问题
SQLite doesn't support DATE/DATETIME data type. Therefore datetime can be presented in database as unix timestamp e.g. integer, number of seconds since Jan 01 1970 or as IS0-8601 string
YYYY-MM-DD HH:MM:SS
When datetime is stored as unix timestamp we can perform queries like this:
select * from table where c1 < datetime(1452598502, 'unixepoch', 'localtime')
Also if date is stored as string in the form:
2016-01-10 15:44:42
queries like upper are still correctly executed (lexicographical comparison on the strings will match datetime comparison).
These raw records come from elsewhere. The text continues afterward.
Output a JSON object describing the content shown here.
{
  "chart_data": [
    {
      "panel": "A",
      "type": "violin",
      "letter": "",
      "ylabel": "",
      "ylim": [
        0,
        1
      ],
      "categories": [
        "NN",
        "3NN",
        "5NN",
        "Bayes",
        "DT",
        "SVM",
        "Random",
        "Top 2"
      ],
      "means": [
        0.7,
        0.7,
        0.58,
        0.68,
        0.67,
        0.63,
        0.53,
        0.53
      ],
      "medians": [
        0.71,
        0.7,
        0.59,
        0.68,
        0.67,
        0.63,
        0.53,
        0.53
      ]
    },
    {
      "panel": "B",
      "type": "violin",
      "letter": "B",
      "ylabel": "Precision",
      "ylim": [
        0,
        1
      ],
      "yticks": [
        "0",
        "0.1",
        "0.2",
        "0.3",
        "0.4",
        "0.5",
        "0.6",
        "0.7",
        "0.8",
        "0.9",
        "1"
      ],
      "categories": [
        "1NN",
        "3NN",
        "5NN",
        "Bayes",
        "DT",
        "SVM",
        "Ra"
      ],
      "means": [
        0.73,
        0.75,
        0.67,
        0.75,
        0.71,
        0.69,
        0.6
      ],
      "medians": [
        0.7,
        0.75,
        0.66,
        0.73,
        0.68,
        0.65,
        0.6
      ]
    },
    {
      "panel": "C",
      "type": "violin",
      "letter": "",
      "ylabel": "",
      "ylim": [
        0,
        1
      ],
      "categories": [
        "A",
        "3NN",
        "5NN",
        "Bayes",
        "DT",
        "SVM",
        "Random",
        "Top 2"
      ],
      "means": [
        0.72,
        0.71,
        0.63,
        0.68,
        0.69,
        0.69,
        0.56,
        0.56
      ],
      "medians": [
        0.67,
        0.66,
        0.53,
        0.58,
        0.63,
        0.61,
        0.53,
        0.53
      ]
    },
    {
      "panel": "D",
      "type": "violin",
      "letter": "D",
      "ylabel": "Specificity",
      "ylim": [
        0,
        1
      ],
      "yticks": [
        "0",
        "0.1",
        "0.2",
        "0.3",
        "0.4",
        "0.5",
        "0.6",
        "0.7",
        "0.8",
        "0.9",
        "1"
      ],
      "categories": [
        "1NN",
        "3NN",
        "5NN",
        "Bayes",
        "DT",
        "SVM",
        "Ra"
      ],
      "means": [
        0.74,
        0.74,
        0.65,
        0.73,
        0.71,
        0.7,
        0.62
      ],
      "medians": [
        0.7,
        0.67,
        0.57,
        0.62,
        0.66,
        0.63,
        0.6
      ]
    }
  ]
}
select * from table where c1 < '2016-01-10 15:43:52'
Futher more unix timestamp has max value year 2038, afterthat it's overflow. YYYY has maximum date 9999. Both have a max value. Is there any advantage one over another? I just can't seem to prefer one over another. Maybe I prefer datetime as string YYYY-MM-DD HH:mm:ss as it has max value greater than unixtimestamp.
回答1:
Unix timestamps overflow in the year 2038 only if they are stored as 32-bit values. SQLite supports 64-bit values.
A single number requires less storage space than a string (but this matters only if you have a very large number of records). You have to balance this against the easier debuggability of strings.